Sodium alginate is found in many seaweeds, especially kelp, and since that time the Russians have been seriously researching the use of their own kelps from Vladivlostok, from which they have isolated the polysaccharide U-Fucoidan, which is another radioactive detoxifier. Because miso soup was so effective in helping prevent radiation sickness, the Japanese have also done research identifying the presence of an active ingredient called zybicolin, discovered in 1972, which acts as a binding agent to also detoxify and eliminate radioactive elements (such as strontium) and other pollutants from the body.
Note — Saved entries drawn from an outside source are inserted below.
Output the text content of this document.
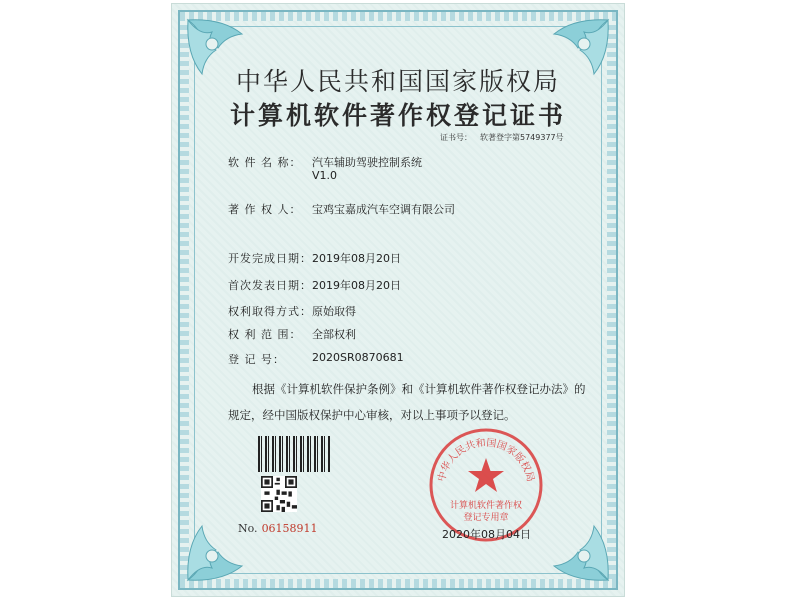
中华人民共和国国家版权局
计算机软件著作权登记证书
证书号： 软著登字第5749377号
软 件 名 称： 汽车辅助驾驶控制系统
V1.0
著 作 权 人： 宝鸡宝嘉成汽车空调有限公司
开发完成日期： 2019年08月20日
首次发表日期： 2019年08月20日
权利取得方式： 原始取得
权 利 范 围： 全部权利
登 记 号： 2020SR0870681
根据《计算机软件保护条例》和《计算机软件著作权登记办法》的
规定，经中国版权保护中心审核，对以上事项予以登记。
No. 06158911
中华人民共和国国家版权局
计算机软件著作权
登记专用章
2020年08月04日
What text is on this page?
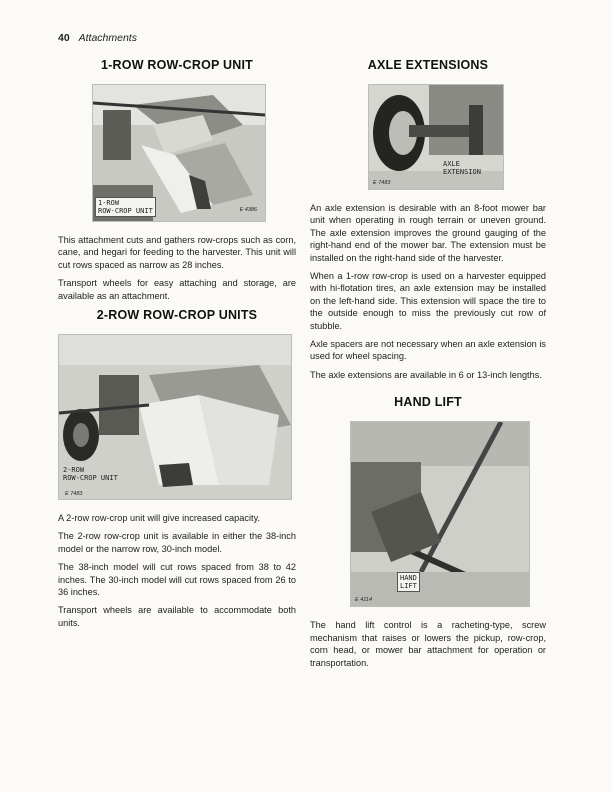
40 Attachments
1-ROW ROW-CROP UNIT
1-ROW
ROW-CROP UNIT	E 4386

This attachment cuts and gathers row-crops such as corn, cane, and hegari for feeding to the harvester. This unit will cut rows spaced as narrow as 28 inches.

Transport wheels for easy attaching and storage, are available as an attachment.

2-ROW ROW-CROP UNITS
2-ROW
ROW-CROP UNIT
E 7483

A 2-row row-crop unit will give increased capacity.

The 2-row row-crop unit is available in either the 38-inch model or the narrow row, 30-inch model.

The 38-inch model will cut rows spaced from 38 to 42 inches. The 30-inch model will cut rows spaced from 26 to 36 inches.

Transport wheels are available to accommodate both units.

AXLE EXTENSIONS
AXLE
EXTENSION
E 7483

An axle extension is desirable with an 8-foot mower bar unit when operating in rough terrain or uneven ground. The axle extension improves the ground gauging of the right-hand end of the mower bar. The extension must be installed on the right-hand side of the harvester.

When a 1-row row-crop is used on a harvester equipped with hi-flotation tires, an axle extension may be installed on the left-hand side. This extension will space the tire to the outside enough to miss the previously cut row of stubble.

Axle spacers are not necessary when an axle extension is used for wheel spacing.

The axle extensions are available in 6 or 13-inch lengths.

HAND LIFT
HAND
LIFT
E 4114

The hand lift control is a racheting-type, screw mechanism that raises or lowers the pickup, row-crop, corn head, or mower bar attachment for operation or transportation.
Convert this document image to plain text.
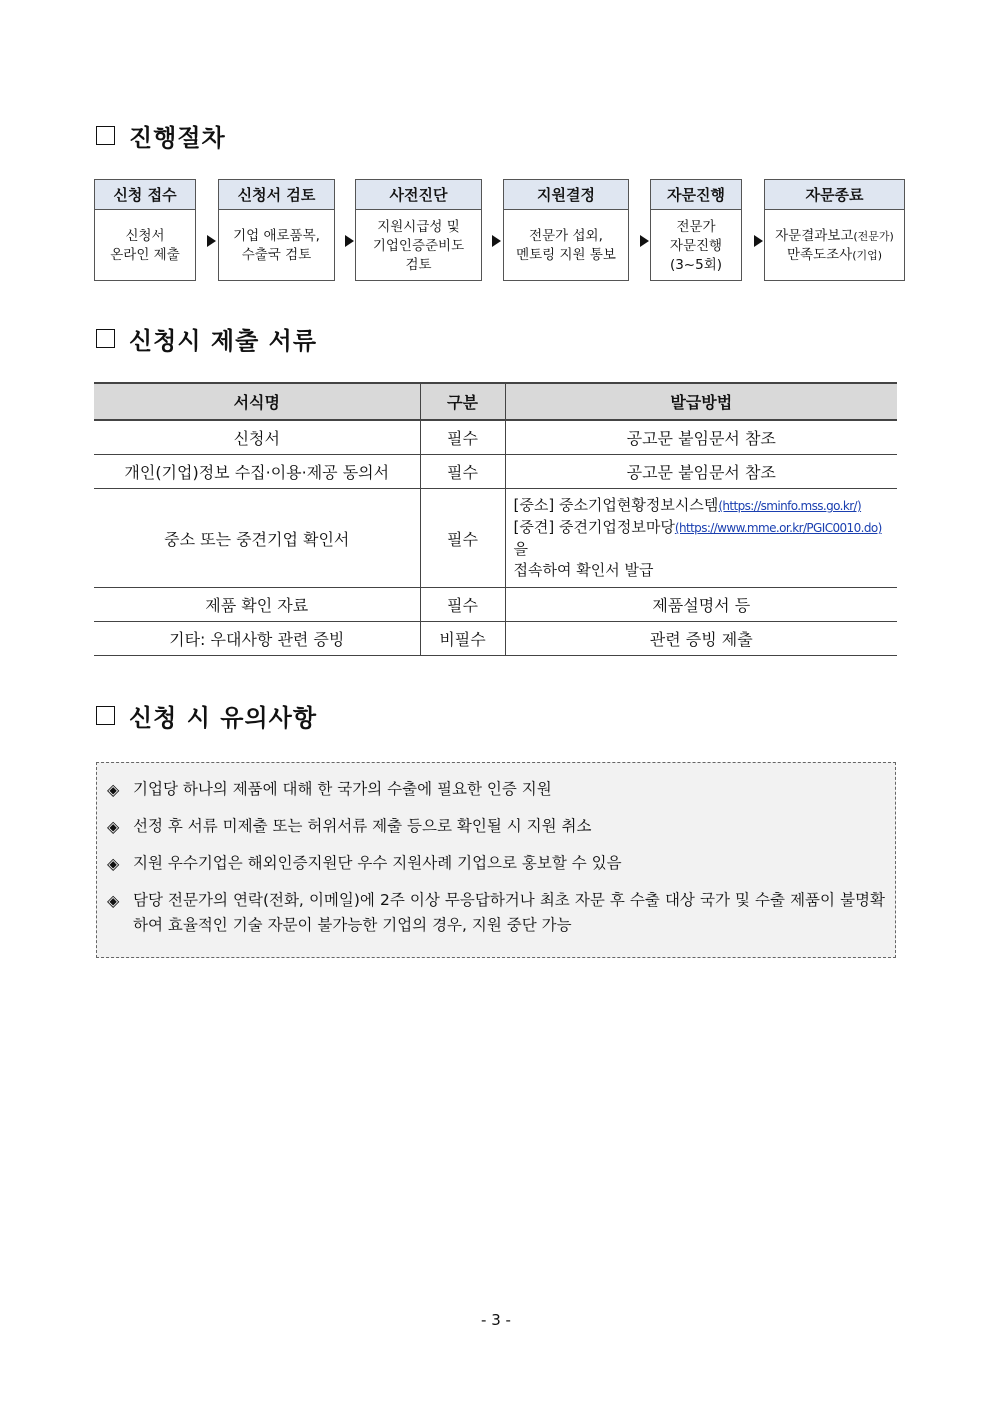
진행절차
신청 접수
신청서
온라인 제출
신청서 검토
기업 애로품목,
수출국 검토
사전진단
지원시급성 및
기업인증준비도
검토
지원결정
전문가 섭외,
멘토링 지원 통보
자문진행
전문가
자문진행
(3~5회)
자문종료
자문결과보고(전문가)
만족도조사(기업)
신청시 제출 서류
서식명	구분	발급방법
신청서	필수	공고문 붙임문서 참조
개인(기업)정보 수집·이용·제공 동의서	필수	공고문 붙임문서 참조
중소 또는 중견기업 확인서	필수	[중소] 중소기업현황정보시스템(https://sminfo.mss.go.kr/)
[중견] 중견기업정보마당(https://www.mme.or.kr/PGIC0010.do)을
접속하여 확인서 발급

제품 확인 자료	필수	제품설명서 등
기타: 우대사항 관련 증빙	비필수	관련 증빙 제출
신청 시 유의사항
◈ 기업당 하나의 제품에 대해 한 국가의 수출에 필요한 인증 지원
◈ 선정 후 서류 미제출 또는 허위서류 제출 등으로 확인될 시 지원 취소
◈ 지원 우수기업은 해외인증지원단 우수 지원사례 기업으로 홍보할 수 있음
◈ 담당 전문가의 연락(전화, 이메일)에 2주 이상 무응답하거나 최초 자문 후 수출 대상 국가 및 수출 제품이 불명확하여 효율적인 기술 자문이 불가능한 기업의 경우, 지원 중단 가능
- 3 -
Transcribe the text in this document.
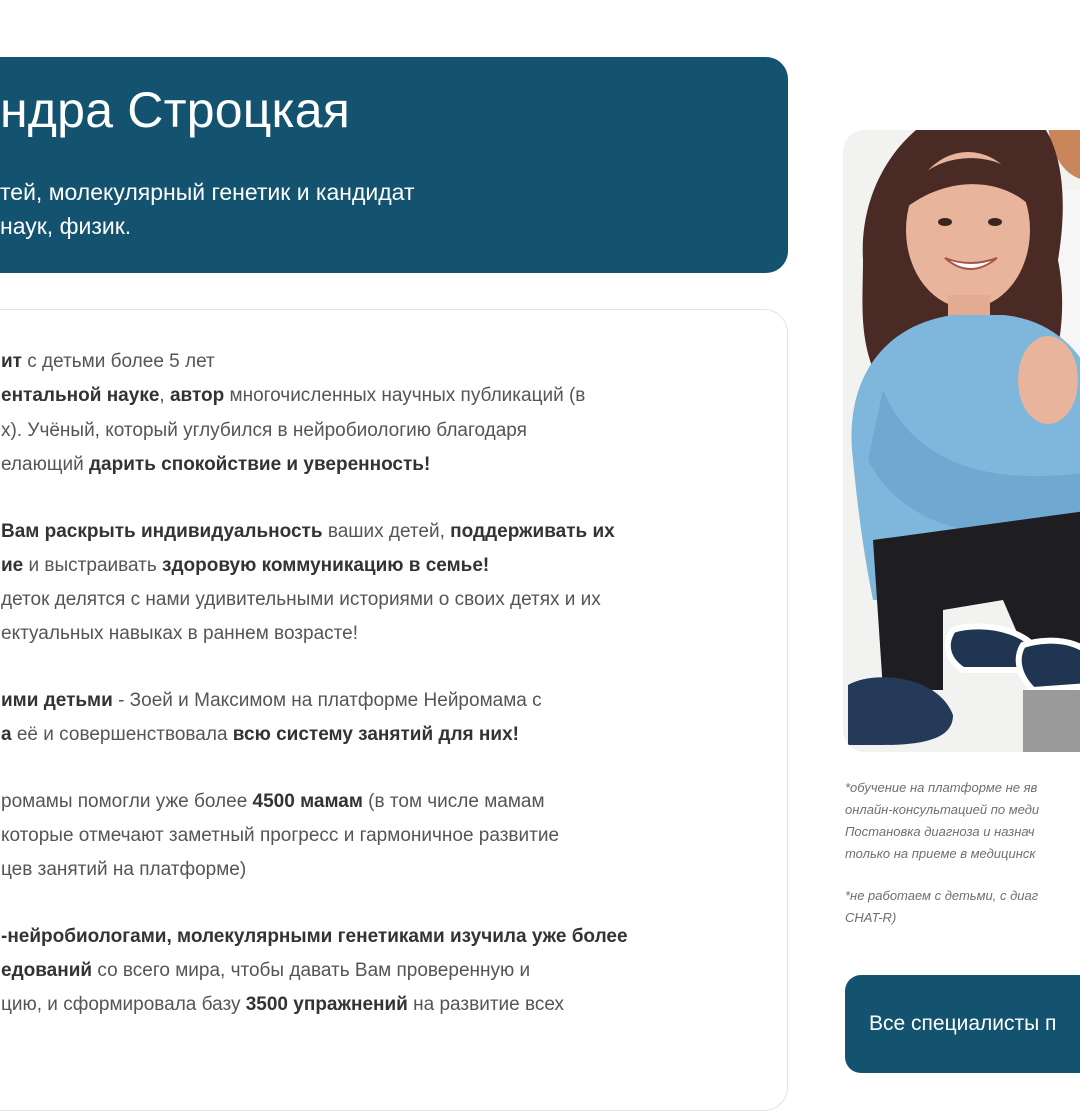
ндра Строцкая

тей, молекулярный генетик и кандидат

наук, физик.

ит с детьми более 5 лет

ентальной науке, автор многочисленных научных публикаций (в

х). Учёный, который углубился в нейробиологию благодаря

елающий дарить спокойствие и уверенность!

Вам раскрыть индивидуальность ваших детей, поддерживать их

ие и выстраивать здоровую коммуникацию в семье!

деток делятся с нами удивительными историями о своих детях и их

ектуальных навыках в раннем возрасте!

ими детьми - Зоей и Максимом на платформе Нейромама с

а её и совершенствовала всю систему занятий для них!

ромамы помогли уже более 4500 мамам (в том числе мамам

которые отмечают заметный прогресс и гармоничное развитие

цев занятий на платформе)

-нейробиологами, молекулярными генетиками изучила уже более

едований со всего мира, чтобы давать Вам проверенную и

цию, и сформировала базу 3500 упражнений на развитие всех

*обучение на платформе не яв

онлайн-консультацией по меди

Постановка диагноза и назнач

только на приеме в медицинск

*не работаем с детьми, с диаг

CHAT-R)

Все специалисты п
The kelps and algaes aren’t the only natural foods with radio-detoxifying effects. In terms of fluids to drink, black and green tea have shown “radioprotective effects” whether consumed either before or after exposure to radiation. This anti-radiation effect was observed in several Japanese studies, and studies from China also suggest that the ingredients in tea are radioactive antagonists.
In short, after any sort of radioactive exposure you want to be eating seaweeds and algaes along with almost any type of commercial heavy metal chelating formula to bind radioactive particles and help escort them out of the body. Whether you’re worried about depleted uranium, plutonium or other isotopes, this is the wise thing to do which can possibly help, and certainly won’t hurt. Many nutritional supplements have been developed for the purpose of detoxifying heavy metals, most of which contain the algaes and plant fibers and other binding substances. Basically, an anti-radiation diet should focus on the following foods:
• Miso soup
• Spirulina, chlorella and the algaes (kelp, etc.)
• Brassica vegetables and high beta carotene vegetables
• Beans and lentils
• Potassium, calcium and mineral rich foods
• High nucleotide content foods to assist in cellular repair including spirulina, chlorella, algae, yeast, sardines, liver, anchovies and mackerel
• cod liver oil and olive oil
• Avoid sugars and sweets and wheat
• A good multivitamin/multimineral supplement
Yet another benefit of the sea vegetables rarely discussed is their high mineral content, which is a bonus in the case of radioactive exposure. Consuming natural iodine, such as in the seaweeds, helps prevent the uptake of iodine-131 while iron inhibits the absorption of plutonium-238 and plutonium-239. Vitamin B-12 inhibits cobalt-60 uptake (used in nuclear medicine), zinc inhibits zinc-65 uptake and sulfur is preventative for sulfur-35 (a product of nuclear reactors) incorporation by the body.
Since nuclear workers are potentially exposed to radioactive sulfur, this means that workers in the atomic power industry need a higher content of sulfur in their diet. MSM supplements provide a source of dietary sulfur, but thiol supplements such as cysteine, lipoic acid and glutathione serve double-duty in this area because they help detoxify the body and attack all sorts of other health problems as well.